A brilliant example of a South African brand that has turned their business upside down to meet changing consumer needs is Granadilla Swim, who completely transformed their business direction when the pandemic threatened to close their business and make their staff redundant.

They pooled their assets together and to help other small businesses, adjusting their online store to deliver essentials to help customers stay home, stay healthy, and help flatten the curve. They’ve launched Granadilla Eats using the Granadilla brand and team, and have partnered with local farmers and popular small businesses, delving into the South African new online delivery service world rapidly and successfully.

Lastly, local consumers are realising that local really is lekker, with 63% of local consumers remaining loyal to the trusted brands they know and love, and consumers showing a greater degree of support for local brands. According to Kantar’s research, local tourism will flourish in the future, as traveling abroad may only be worth it for extensive holidays, taking a period of quarantine into account. The perception of local rural and remote spots, as opposed to exotic international locations, will become luxury escapes.

A great example of a local brand that has evolved to meet changing consumer behaviours at lightning speed is UCOOK. Not only have they initiated a more eco-friendly system by changing their previously printed recipes to digital paper-less recipes, but they have also sensitively focused their social media content on immune-boosting tips from their in-house nutritionist as well as including probiotics or sweets treats in delivery boxes. Finally, they have transitioned to a new socially-focused business direction by launching the UCOOK Food Fund in partnership with FoodForward SA, Ladles of Love and PEDI. Through this fund, they are hoping to raise enough money to ensure that more people don’t go hungry every week.

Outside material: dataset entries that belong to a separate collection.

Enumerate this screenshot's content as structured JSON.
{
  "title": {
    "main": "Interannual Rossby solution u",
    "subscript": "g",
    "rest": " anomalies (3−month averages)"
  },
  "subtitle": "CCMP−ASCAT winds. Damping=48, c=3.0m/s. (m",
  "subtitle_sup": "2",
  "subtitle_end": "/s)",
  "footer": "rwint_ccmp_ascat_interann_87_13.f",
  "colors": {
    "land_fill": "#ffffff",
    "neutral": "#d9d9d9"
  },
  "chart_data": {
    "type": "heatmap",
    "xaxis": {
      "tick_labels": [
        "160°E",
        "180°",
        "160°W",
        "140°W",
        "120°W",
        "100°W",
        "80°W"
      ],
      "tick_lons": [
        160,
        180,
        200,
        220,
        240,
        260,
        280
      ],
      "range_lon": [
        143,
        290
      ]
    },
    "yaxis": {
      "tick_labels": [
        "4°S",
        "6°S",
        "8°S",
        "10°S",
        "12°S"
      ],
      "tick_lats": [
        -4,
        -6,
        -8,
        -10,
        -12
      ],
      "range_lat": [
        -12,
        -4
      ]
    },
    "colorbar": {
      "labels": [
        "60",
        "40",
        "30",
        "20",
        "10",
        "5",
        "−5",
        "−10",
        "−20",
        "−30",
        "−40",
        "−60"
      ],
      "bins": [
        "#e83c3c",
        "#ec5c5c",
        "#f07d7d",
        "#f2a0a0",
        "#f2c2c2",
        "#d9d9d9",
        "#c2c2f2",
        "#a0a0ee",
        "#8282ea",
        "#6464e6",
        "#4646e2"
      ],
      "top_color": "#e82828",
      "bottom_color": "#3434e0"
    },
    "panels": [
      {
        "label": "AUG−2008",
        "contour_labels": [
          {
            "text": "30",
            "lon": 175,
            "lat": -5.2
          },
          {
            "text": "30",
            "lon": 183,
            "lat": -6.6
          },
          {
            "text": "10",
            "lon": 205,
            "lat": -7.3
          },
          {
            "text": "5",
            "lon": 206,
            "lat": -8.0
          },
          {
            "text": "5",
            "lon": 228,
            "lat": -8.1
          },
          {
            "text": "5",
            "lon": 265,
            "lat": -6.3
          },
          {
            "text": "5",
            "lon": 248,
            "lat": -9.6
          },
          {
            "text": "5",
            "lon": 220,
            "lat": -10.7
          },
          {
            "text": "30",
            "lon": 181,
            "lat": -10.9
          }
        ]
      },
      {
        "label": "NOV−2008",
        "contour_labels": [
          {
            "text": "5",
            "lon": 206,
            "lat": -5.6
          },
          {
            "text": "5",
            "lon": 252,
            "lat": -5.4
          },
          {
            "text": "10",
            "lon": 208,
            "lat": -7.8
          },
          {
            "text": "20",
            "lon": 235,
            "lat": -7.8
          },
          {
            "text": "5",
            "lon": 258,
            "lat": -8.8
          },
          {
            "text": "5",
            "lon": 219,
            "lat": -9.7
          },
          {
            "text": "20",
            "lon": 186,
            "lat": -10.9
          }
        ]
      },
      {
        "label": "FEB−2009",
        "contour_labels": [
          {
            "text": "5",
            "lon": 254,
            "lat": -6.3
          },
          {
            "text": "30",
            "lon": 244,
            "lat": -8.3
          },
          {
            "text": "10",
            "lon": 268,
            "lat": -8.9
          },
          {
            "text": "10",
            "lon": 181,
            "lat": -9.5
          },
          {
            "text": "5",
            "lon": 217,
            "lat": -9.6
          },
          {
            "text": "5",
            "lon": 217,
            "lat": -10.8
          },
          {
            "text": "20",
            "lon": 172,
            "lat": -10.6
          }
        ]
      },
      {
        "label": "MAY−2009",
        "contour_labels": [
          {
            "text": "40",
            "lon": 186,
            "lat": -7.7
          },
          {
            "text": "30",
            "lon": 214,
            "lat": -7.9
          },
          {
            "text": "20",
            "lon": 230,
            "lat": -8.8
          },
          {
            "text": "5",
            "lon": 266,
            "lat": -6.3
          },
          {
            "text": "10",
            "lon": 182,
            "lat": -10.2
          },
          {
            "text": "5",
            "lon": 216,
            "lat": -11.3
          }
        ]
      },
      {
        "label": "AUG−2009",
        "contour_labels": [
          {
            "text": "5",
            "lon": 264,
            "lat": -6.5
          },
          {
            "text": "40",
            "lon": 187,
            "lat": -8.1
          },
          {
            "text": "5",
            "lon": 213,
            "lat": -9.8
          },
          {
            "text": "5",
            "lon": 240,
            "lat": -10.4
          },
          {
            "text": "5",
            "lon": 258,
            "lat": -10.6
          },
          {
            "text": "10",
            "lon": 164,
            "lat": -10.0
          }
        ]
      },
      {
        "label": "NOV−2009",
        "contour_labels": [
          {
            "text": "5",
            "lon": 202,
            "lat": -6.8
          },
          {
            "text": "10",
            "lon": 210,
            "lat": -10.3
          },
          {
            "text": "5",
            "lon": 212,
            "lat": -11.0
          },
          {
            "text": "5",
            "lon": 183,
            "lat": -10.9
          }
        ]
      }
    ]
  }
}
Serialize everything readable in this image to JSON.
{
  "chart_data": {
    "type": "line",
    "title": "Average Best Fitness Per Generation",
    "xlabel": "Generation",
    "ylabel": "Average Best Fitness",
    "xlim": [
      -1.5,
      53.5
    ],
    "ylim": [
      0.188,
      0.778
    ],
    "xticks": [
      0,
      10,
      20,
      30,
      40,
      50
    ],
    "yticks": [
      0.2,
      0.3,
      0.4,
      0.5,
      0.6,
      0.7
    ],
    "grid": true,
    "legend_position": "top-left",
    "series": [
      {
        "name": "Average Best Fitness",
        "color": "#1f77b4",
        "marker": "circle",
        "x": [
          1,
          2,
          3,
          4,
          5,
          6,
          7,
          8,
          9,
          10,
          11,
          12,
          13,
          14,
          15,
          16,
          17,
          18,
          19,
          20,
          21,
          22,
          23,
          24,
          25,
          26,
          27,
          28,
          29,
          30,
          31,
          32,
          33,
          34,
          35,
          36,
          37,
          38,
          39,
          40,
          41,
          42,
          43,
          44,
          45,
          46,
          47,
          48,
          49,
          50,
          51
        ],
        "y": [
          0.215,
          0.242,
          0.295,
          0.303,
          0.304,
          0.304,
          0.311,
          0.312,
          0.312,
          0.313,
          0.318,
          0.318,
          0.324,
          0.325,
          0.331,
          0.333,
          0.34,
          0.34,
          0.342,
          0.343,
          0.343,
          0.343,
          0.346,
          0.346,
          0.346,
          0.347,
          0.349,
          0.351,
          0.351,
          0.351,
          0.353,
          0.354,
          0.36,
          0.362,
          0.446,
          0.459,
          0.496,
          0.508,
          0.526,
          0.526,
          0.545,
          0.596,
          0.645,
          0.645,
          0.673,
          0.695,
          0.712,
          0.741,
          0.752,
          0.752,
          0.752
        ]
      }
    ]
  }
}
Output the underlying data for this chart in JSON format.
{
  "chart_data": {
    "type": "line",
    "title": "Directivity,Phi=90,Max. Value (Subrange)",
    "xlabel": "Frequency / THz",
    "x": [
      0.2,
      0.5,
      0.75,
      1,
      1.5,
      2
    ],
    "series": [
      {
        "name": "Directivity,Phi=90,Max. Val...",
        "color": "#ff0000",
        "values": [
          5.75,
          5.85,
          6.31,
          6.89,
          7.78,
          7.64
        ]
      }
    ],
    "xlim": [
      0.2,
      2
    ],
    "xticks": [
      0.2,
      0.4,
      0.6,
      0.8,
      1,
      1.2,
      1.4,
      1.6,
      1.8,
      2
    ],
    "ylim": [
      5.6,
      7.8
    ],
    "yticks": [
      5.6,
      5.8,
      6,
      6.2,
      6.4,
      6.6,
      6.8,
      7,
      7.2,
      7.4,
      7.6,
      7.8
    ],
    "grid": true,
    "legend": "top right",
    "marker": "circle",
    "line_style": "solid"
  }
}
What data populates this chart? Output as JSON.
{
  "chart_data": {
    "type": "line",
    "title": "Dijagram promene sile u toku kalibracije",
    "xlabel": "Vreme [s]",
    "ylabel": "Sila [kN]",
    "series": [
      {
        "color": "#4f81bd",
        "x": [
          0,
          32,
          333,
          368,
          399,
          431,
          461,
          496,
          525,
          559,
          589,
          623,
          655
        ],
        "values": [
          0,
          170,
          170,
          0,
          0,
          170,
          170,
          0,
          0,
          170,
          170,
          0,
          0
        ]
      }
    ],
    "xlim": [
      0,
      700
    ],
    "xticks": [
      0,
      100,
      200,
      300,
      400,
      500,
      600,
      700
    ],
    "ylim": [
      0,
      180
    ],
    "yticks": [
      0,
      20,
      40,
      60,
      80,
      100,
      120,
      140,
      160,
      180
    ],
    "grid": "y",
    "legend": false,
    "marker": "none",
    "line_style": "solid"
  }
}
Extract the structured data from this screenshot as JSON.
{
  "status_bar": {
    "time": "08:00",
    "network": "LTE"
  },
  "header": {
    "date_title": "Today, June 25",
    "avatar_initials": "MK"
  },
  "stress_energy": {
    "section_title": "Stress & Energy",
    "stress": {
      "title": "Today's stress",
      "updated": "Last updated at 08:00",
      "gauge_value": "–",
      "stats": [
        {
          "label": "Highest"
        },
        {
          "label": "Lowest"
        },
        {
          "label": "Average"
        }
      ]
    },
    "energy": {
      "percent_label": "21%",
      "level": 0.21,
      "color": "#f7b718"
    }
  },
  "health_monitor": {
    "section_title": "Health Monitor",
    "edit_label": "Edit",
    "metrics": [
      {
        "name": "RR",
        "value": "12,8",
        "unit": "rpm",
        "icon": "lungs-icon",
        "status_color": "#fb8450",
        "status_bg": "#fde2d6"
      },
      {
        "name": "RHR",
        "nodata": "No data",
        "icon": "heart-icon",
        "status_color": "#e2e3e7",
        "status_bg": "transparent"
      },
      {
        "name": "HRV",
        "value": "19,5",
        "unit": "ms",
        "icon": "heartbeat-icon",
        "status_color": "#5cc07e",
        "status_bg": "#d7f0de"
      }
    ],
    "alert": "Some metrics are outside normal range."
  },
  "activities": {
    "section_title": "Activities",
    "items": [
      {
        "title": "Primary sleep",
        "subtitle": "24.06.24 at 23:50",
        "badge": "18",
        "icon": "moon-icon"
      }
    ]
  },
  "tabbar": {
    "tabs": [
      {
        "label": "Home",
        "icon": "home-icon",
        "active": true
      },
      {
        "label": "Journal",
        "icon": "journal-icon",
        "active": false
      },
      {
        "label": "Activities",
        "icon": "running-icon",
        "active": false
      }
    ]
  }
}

As humans (and marketers), many of us will be fearful of change, especially when it’s accelerated by something as alarming as a global pandemic. But we know that this virus, too, shall pass. At some point in the future, we will return to our beautiful local streets, coffee shops, and the many other activities that we have been denied during these darker days. However, we urge you to keep your brand’s light burning. This is because while lockdown will eventually come to an end, the changes in our habits are here to stay and by adjusting wisely, we can create a future that is perhaps better than our past.